# South Texas Alzheimer's Disease Center Clinical Core

> **NIH NIH P30** · UNIVERSITY OF TEXAS HLTH SCIENCE CENTER · 2021 · $625,276

## Abstract

Abstract
The Mexican-American (MA) Hispanic community is the most rapidly growing minority and is disproportionately
affected by Alzheimer’s disease and related dementias (ADRDs). Nonetheless, the prevalence, predictors,
biology and clinical course of dementia, and the care needs of this population remain understudied. The Clinical
Core (CC) of the South Texas Alzheimer Center (STAC) will establish a new culturally, socioeconomically, and
geographically diverse cohort in this underserved region.
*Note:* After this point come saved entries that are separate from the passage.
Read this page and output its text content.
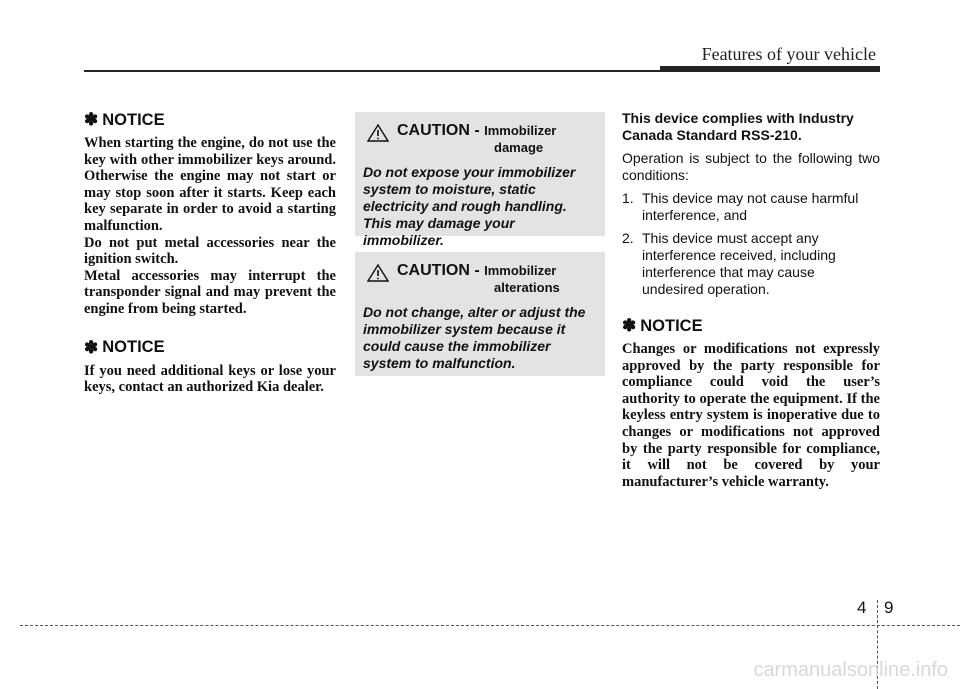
Features of your vehicle
✽ NOTICE

When starting the engine, do not use the key with other immobilizer keys around. Otherwise the engine may not start or may stop soon after it starts. Keep each key separate in order to avoid a starting malfunction.

Do not put metal accessories near the ignition switch.

Metal accessories may interrupt the transponder signal and may prevent the engine from being started.

✽ NOTICE

If you need additional keys or lose your keys, contact an authorized Kia dealer.

CAUTION - Immobilizer
damage

Do not expose your immobilizer system to moisture, static electricity and rough handling. This may damage your immobilizer.

CAUTION - Immobilizer
alterations

Do not change, alter or adjust the immobilizer system because it could cause the immobilizer system to malfunction.

This device complies with Industry Canada Standard RSS-210.

Operation is subject to the following two conditions:

1. This device may not cause harmful interference, and
2. This device must accept any interference received, including interference that may cause undesired operation.
✽ NOTICE

Changes or modifications not expressly approved by the party responsible for compliance could void the user’s authority to operate the equipment. If the keyless entry system is inoperative due to changes or modifications not approved by the party responsible for compliance, it will not be covered by your manufacturer’s vehicle warranty.

4 9
carmanualsonline.info
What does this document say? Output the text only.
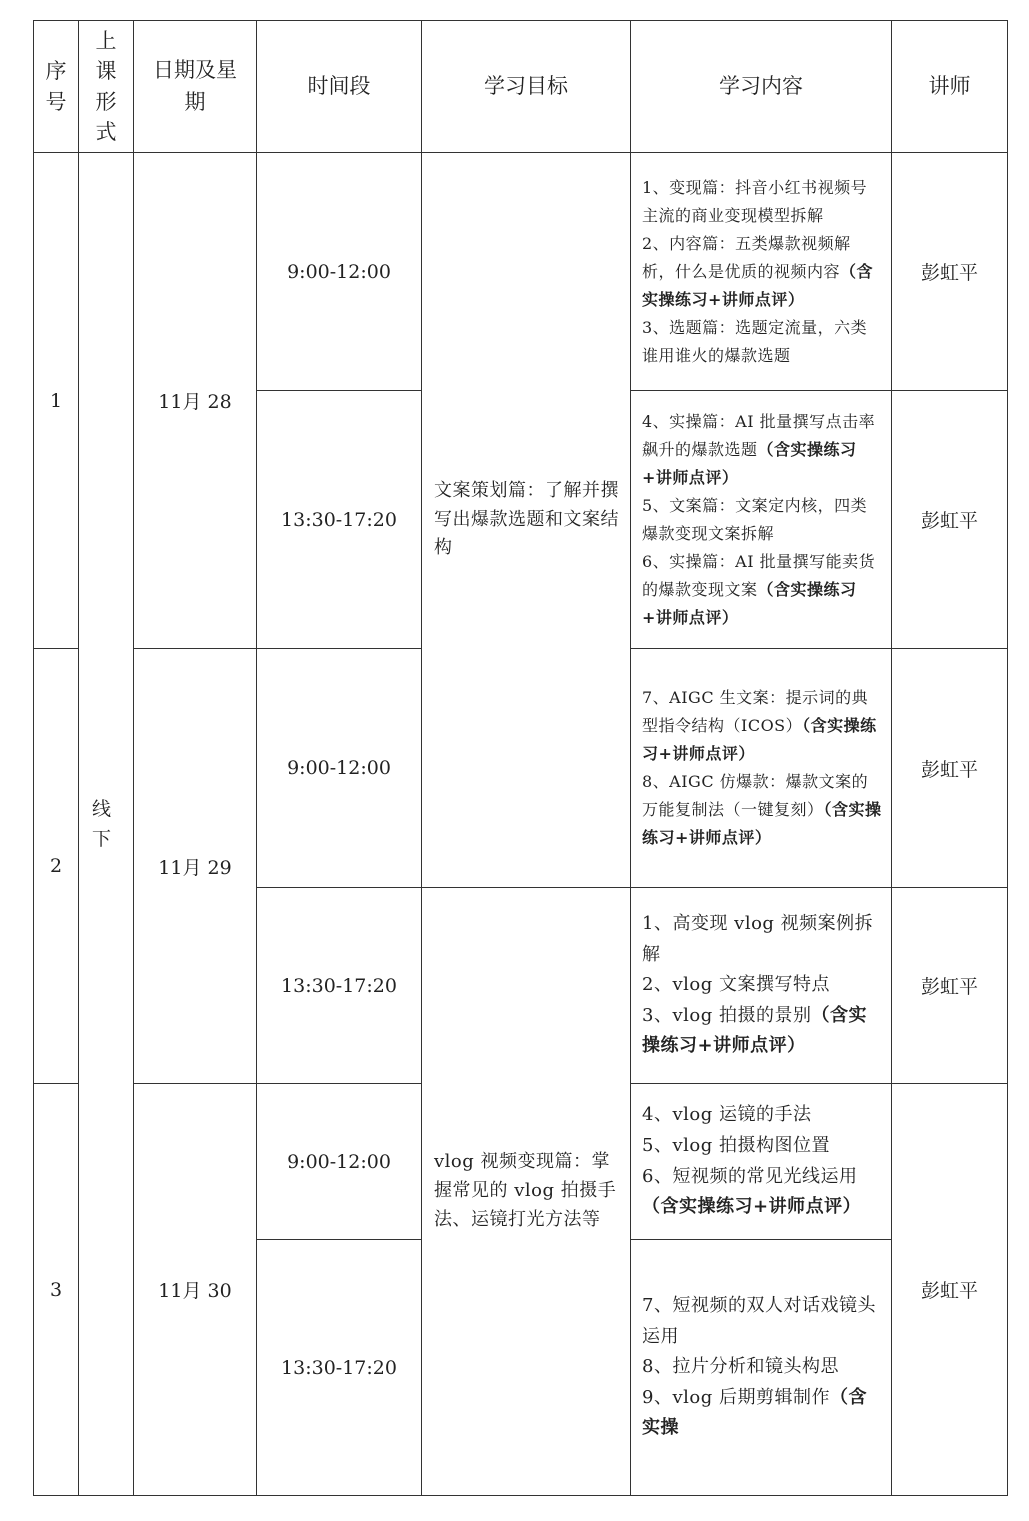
序号	上课形式	日期及星期	时间段	学习目标	学习内容	讲师
1	线下	11月 28	9:00-12:00	文案策划篇：了解并撰写出爆款选题和文案结构	1、变现篇：抖音小红书视频号主流的商业变现模型拆解
2、内容篇：五类爆款视频解析，什么是优质的视频内容（含实操练习+讲师点评）
3、选题篇：选题定流量，六类谁用谁火的爆款选题	彭虹平
			13:30-17:20		4、实操篇：AI 批量撰写点击率飙升的爆款选题（含实操练习+讲师点评）
5、文案篇：文案定内核，四类爆款变现文案拆解
6、实操篇：AI 批量撰写能卖货的爆款变现文案（含实操练习+讲师点评）	彭虹平
2		11月 29	9:00-12:00		7、AIGC 生文案：提示词的典型指令结构（ICOS）（含实操练习+讲师点评）
8、AIGC 仿爆款：爆款文案的万能复制法（一键复刻）（含实操练习+讲师点评）	彭虹平
			13:30-17:20	vlog 视频变现篇：掌握常见的 vlog 拍摄手法、运镜打光方法等	1、高变现 vlog 视频案例拆解
2、vlog 文案撰写特点
3、vlog 拍摄的景别（含实操练习+讲师点评）	彭虹平
3		11月 30	9:00-12:00		4、vlog 运镜的手法
5、vlog 拍摄构图位置
6、短视频的常见光线运用（含实操练习+讲师点评）	彭虹平
			13:30-17:20		7、短视频的双人对话戏镜头运用
8、拉片分析和镜头构思
9、vlog 后期剪辑制作（含实操	
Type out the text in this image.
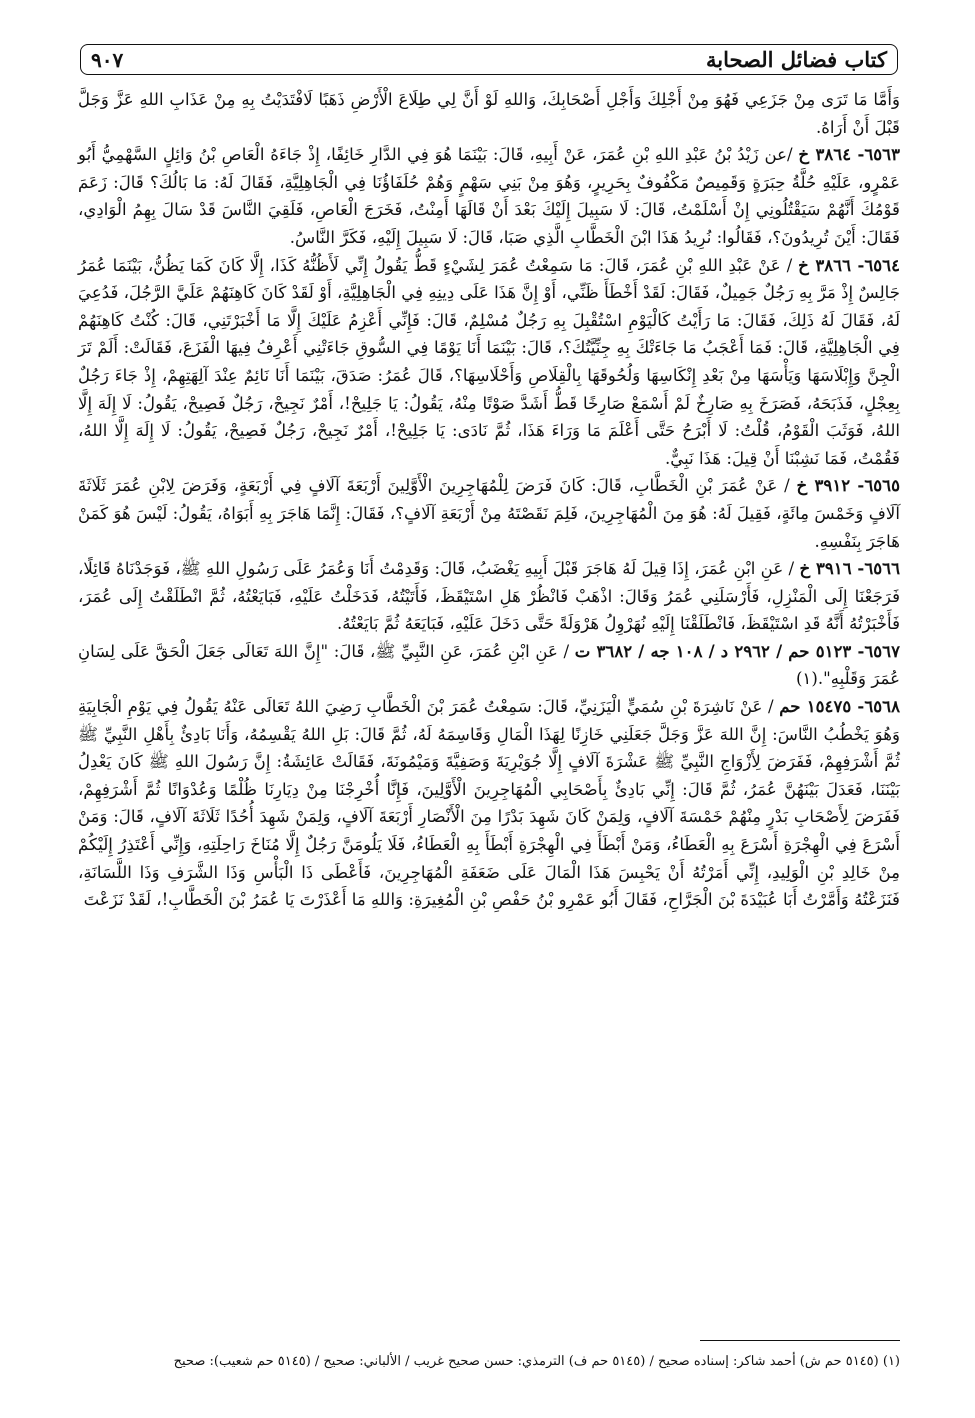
كتاب فضائل الصحابة
٩٠٧

وَأَمَّا مَا تَرَى مِنْ جَزَعِي فَهُوَ مِنْ أَجْلِكَ وَأَجْلِ أَصْحَابِكَ، وَاللهِ لَوْ أَنَّ لِي طِلَاعَ الْأَرْضِ ذَهَبًا لَافْتَدَيْتُ بِهِ مِنْ عَذَابِ اللهِ عَزَّ وَجَلَّ قَبْلَ أَنْ أَرَاهُ.

٦٥٦٣- ٣٨٦٤ خ /عن زَيْدُ بْنُ عَبْدِ اللهِ بْنِ عُمَرَ، عَنْ أَبِيهِ، قَالَ: بَيْنَمَا هُوَ فِي الدَّارِ خَائِفًا، إِذْ جَاءَهُ الْعَاصِ بْنُ وَائِلٍ السَّهْمِيُّ أَبُو عَمْرٍو، عَلَيْهِ حُلَّةُ حِبَرَةٍ وَقَمِيصٌ مَكْفُوفٌ بِحَرِيرٍ، وَهُوَ مِنْ بَنِي سَهْمٍ وَهُمْ حُلَفَاؤُنَا فِي الْجَاهِلِيَّةِ، فَقَالَ لَهُ: مَا بَالُكَ؟ قَالَ: زَعَمَ قَوْمُكَ أَنَّهُمْ سَيَقْتُلُونِي إِنْ أَسْلَمْتُ، قَالَ: لَا سَبِيلَ إِلَيْكَ بَعْدَ أَنْ قَالَهَا أَمِنْتُ، فَخَرَجَ الْعَاصِ، فَلَقِيَ النَّاسَ قَدْ سَالَ بِهِمُ الْوَادِي، فَقَالَ: أَيْنَ تُرِيدُونَ؟، فَقَالُوا: نُرِيدُ هَذَا ابْنَ الْخَطَّابِ الَّذِي صَبَا، قَالَ: لَا سَبِيلَ إِلَيْهِ، فَكَرَّ النَّاسُ.

٦٥٦٤- ٣٨٦٦ خ / عَنْ عَبْدِ اللهِ بْنِ عُمَرَ، قَالَ: مَا سَمِعْتُ عُمَرَ لِشَيْءٍ قَطُّ يَقُولُ إِنِّي لَأَظُنُّهُ كَذَا، إِلَّا كَانَ كَمَا يَظُنُّ، بَيْنَمَا عُمَرُ جَالِسٌ إِذْ مَرَّ بِهِ رَجُلٌ جَمِيلٌ، فَقَالَ: لَقَدْ أَخْطَأَ ظَنِّي، أَوْ إِنَّ هَذَا عَلَى دِينِهِ فِي الْجَاهِلِيَّةِ، أَوْ لَقَدْ كَانَ كَاهِنَهُمْ عَلَيَّ الرَّجُلَ، فَدُعِيَ لَهُ، فَقَالَ لَهُ ذَلِكَ، فَقَالَ: مَا رَأَيْتُ كَالْيَوْمِ اسْتُقْبِلَ بِهِ رَجُلٌ مُسْلِمٌ، قَالَ: فَإِنِّي أَعْزِمُ عَلَيْكَ إِلَّا مَا أَخْبَرْتَنِي، قَالَ: كُنْتُ كَاهِنَهُمْ فِي الْجَاهِلِيَّةِ، قَالَ: فَمَا أَعْجَبُ مَا جَاءَتْكَ بِهِ جِنِّيَّتُكَ؟، قَالَ: بَيْنَمَا أَنَا يَوْمًا فِي السُّوقِ جَاءَتْنِي أَعْرِفُ فِيهَا الْفَزَعَ، فَقَالَتْ: أَلَمْ تَرَ الْجِنَّ وَإِبْلَاسَهَا وَيَأْسَهَا مِنْ بَعْدِ إِنْكَاسِهَا وَلُحُوقَهَا بِالْقِلَاصِ وَأَحْلَاسِهَا؟، قَالَ عُمَرُ: صَدَقَ، بَيْنَمَا أَنَا نَائِمٌ عِنْدَ آلِهَتِهِمْ، إِذْ جَاءَ رَجُلٌ بِعِجْلٍ، فَذَبَحَهُ، فَصَرَخَ بِهِ صَارِخٌ لَمْ أَسْمَعْ صَارِخًا قَطُّ أَشَدَّ صَوْتًا مِنْهُ، يَقُولُ: يَا جَلِيحْ!، أَمْرٌ نَجِيحْ، رَجُلٌ فَصِيحْ، يَقُولُ: لَا إِلَهَ إِلَّا اللهُ، فَوَثَبَ الْقَوْمُ، قُلْتُ: لَا أَبْرَحُ حَتَّى أَعْلَمَ مَا وَرَاءَ هَذَا، ثُمَّ نَادَى: يَا جَلِيحْ!، أَمْرٌ نَجِيحْ، رَجُلٌ فَصِيحْ، يَقُولُ: لَا إِلَهَ إِلَّا اللهُ، فَقُمْتُ، فَمَا نَشِبْنَا أَنْ قِيلَ: هَذَا نَبِيٌّ.

٦٥٦٥- ٣٩١٢ خ / عَنْ عُمَرَ بْنِ الْخَطَّابِ، قَالَ: كَانَ فَرَضَ لِلْمُهَاجِرِينَ الْأَوَّلِينَ أَرْبَعَةَ آلَافٍ فِي أَرْبَعَةٍ، وَفَرَضَ لِابْنِ عُمَرَ ثَلَاثَةَ آلَافٍ وَخَمْسَ مِائَةٍ، فَقِيلَ لَهُ: هُوَ مِنَ الْمُهَاجِرِينَ، فَلِمَ نَقَصْتَهُ مِنْ أَرْبَعَةِ آلَافٍ؟، فَقَالَ: إِنَّمَا هَاجَرَ بِهِ أَبَوَاهُ، يَقُولُ: لَيْسَ هُوَ كَمَنْ هَاجَرَ بِنَفْسِهِ.

٦٥٦٦- ٣٩١٦ خ / عَنِ ابْنِ عُمَرَ، إِذَا قِيلَ لَهُ هَاجَرَ قَبْلَ أَبِيهِ يَغْضَبُ، قَالَ: وَقَدِمْتُ أَنَا وَعُمَرُ عَلَى رَسُولِ اللهِ ﷺ، فَوَجَدْنَاهُ قَائِلًا، فَرَجَعْنَا إِلَى الْمَنْزِلِ، فَأَرْسَلَنِي عُمَرُ وَقَالَ: اذْهَبْ فَانْظُرْ هَلِ اسْتَيْقَظَ، فَأَتَيْتُهُ، فَدَخَلْتُ عَلَيْهِ، فَبَايَعْتُهُ، ثُمَّ انْطَلَقْتُ إِلَى عُمَرَ، فَأَخْبَرْتُهُ أَنَّهُ قَدِ اسْتَيْقَظَ، فَانْطَلَقْنَا إِلَيْهِ نُهَرْوِلُ هَرْوَلَةً حَتَّى دَخَلَ عَلَيْهِ، فَبَايَعَهُ ثُمَّ بَايَعْتُهُ.

٦٥٦٧- ٥١٢٣ حم / ٢٩٦٢ د / ١٠٨ جه / ٣٦٨٢ ت / عَنِ ابْنِ عُمَرَ، عَنِ النَّبِيِّ ﷺ، قَالَ: "إِنَّ اللهَ تَعَالَى جَعَلَ الْحَقَّ عَلَى لِسَانِ عُمَرَ وَقَلْبِهِ".(١)

٦٥٦٨- ١٥٤٧٥ حم / عَنْ نَاشِرَةَ بْنِ سُمَيٍّ الْيَزَنِيِّ، قَالَ: سَمِعْتُ عُمَرَ بْنَ الْخَطَّابِ رَضِيَ اللهُ تَعَالَى عَنْهُ يَقُولُ فِي يَوْمِ الْجَابِيَةِ وَهُوَ يَخْطُبُ النَّاسَ: إِنَّ اللهَ عَزَّ وَجَلَّ جَعَلَنِي خَازِنًا لِهَذَا الْمَالِ وَقَاسِمَهُ لَهُ، ثُمَّ قَالَ: بَلِ اللهُ يَقْسِمُهُ، وَأَنَا بَادِئٌ بِأَهْلِ النَّبِيِّ ﷺ ثُمَّ أَشْرَفِهِمْ، فَفَرَضَ لِأَزْوَاجِ النَّبِيِّ ﷺ عَشْرَةَ آلَافٍ إِلَّا جُوَيْرِيَةَ وَصَفِيَّةَ وَمَيْمُونَةَ، فَقَالَتْ عَائِشَةُ: إِنَّ رَسُولَ اللهِ ﷺ كَانَ يَعْدِلُ بَيْنَنَا، فَعَدَلَ بَيْنَهُنَّ عُمَرُ، ثُمَّ قَالَ: إِنِّي بَادِئٌ بِأَصْحَابِي الْمُهَاجِرِينَ الْأَوَّلِينَ، فَإِنَّا أُخْرِجْنَا مِنْ دِيَارِنَا ظُلْمًا وَعُدْوَانًا ثُمَّ أَشْرَفِهِمْ، فَفَرَضَ لِأَصْحَابِ بَدْرٍ مِنْهُمْ خَمْسَةَ آلَافٍ، وَلِمَنْ كَانَ شَهِدَ بَدْرًا مِنَ الْأَنْصَارِ أَرْبَعَةَ آلَافٍ، وَلِمَنْ شَهِدَ أُحُدًا ثَلَاثَةَ آلَافٍ، قَالَ: وَمَنْ أَسْرَعَ فِي الْهِجْرَةِ أَسْرَعَ بِهِ الْعَطَاءُ، وَمَنْ أَبْطَأَ فِي الْهِجْرَةِ أَبْطَأَ بِهِ الْعَطَاءُ، فَلَا يَلُومَنَّ رَجُلٌ إِلَّا مُنَاخَ رَاحِلَتِهِ، وَإِنِّي أَعْتَذِرُ إِلَيْكُمْ مِنْ خَالِدِ بْنِ الْوَلِيدِ، إِنِّي أَمَرْتُهُ أَنْ يَحْبِسَ هَذَا الْمَالَ عَلَى ضَعَفَةِ الْمُهَاجِرِينَ، فَأَعْطَى ذَا الْبَأْسِ وَذَا الشَّرَفِ وَذَا اللَّسَانَةِ، فَنَزَعْتُهُ وَأَمَّرْتُ أَبَا عُبَيْدَةَ بْنَ الْجَرَّاحِ، فَقَالَ أَبُو عَمْرِو بْنُ حَفْصِ بْنِ الْمُغِيرَةِ: وَاللهِ مَا أَعْذَرْتَ يَا عُمَرُ بْنَ الْخَطَّابِ!، لَقَدْ نَزَعْتَ

(١) (٥١٤٥ حم ش) أحمد شاكر: إسناده صحيح / (٥١٤٥ حم ف) الترمذي: حسن صحيح غريب / الألباني: صحيح / (٥١٤٥ حم شعيب): صحيح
Recruitment will be done at 3 core sites (San Antonio,
Laredo and Harlingen, TX) using identical protocols. The CC will collect all the prescribed Uniform Dataset (UDS)
data and collaborate with the Imaging (IC), Biomarker (BC), Genetics and Multiomics (GMC) and
Neuropathological (NPC) cores to establish the brain morphology (ADNI3 protocol MRI, amyloid and tau PET),
biomarker (blood, CSF, sensory-motor), genomic (clinical tests, APOE, GWAS, WGS) and pathological
correlates of clinical syndromes to advance our understanding of the heterogeneous pathophysiological
processes underlying ADRDs, especially in MA, using precision medicine approaches. In partnership with the
Population Neuroscience Core (PNC), the CC will define risk and resilience factors for dementia by examining
the impact of vascular, lifestyle, medical comorbidities, environment, culture, and social determinants (UDS+
data) on the transition from normal cognitive aging to dementia. In addition, the CC will create a trial-ready
caregiver registry, examine a caregiver sample (same tests as patients except for PET and LP), and will study
the interactional effect of the patient/caregiver dyad on disease course, care needs, and health outcomes. The
CC will annually enroll 140 individuals with MCI or dementia and 60 cognitively normal controls; >50% will be of
MA ancestry and at least 30% from underserved areas to establish a diverse longitudinal clinical cohort of ~700-
800 persons by year 4 (Aim 1a). The CC will also recruit all care partners of individuals in the clinical cohort into
the caregiver registry and intensively study all willing caregivers, ~45/year from dyad and ~20 who provide care
to ADRD patients who may be too advanced to enroll (Aim 1b). Within these cohorts, the CC will assess the
prevalence of novel and established ADRD biomarkers of pathology, risk, and resilience with disease course
and prognosis (Aim 2a). The CC will provide comprehensive care throughout illness, enabling deep longitudinal
phenotyping and annual collection of biospecimens (BC, NPC), assessing serial change in imaging (IC), and
clinicopathological correlations at autopsy (NPC). The approach will promote engagement (OREC), education
(REC), and clinical trials for all disease stages (Aim 2b). The CC will also genetically characterize the cohort
(Aim 3) and identify biomarkers for biological characterization of Suspected Non-Alzheimer Pathology (SNAP,
A-/N+) in persons with and without diabetes (Aim 4). The D...

## Key facts

- **NIH application ID:** 10270729
- **Project number:** 1P30AG066546-01A1
- **Recipient organization:** UNIVERSITY OF TEXAS HLTH SCIENCE CENTER
- **Principal Investigator:** GABRIEL Alejandro DE ERAUSQUIN
- **Activity code:** P30 (R01, R21, SBIR, etc.)
- **Funding institute:** NIH
- **Fiscal year:** 2021
- **Award amount:** $625,276
- **Award type:** 1
- **Project period:** 2021-09-01 → 2026-06-30

## Primary source

NIH RePORTER: https://reporter.nih.gov/project-details/10270729

## Citation

> US National Institutes of Health, RePORTER application 10270729, South Texas Alzheimer's Disease Center Clinical Core (1P30AG066546-01A1). Retrieved via AI Analytics 2026-05-22 from https://api.ai-analytics.org/grant/nih/10270729. Licensed CC0.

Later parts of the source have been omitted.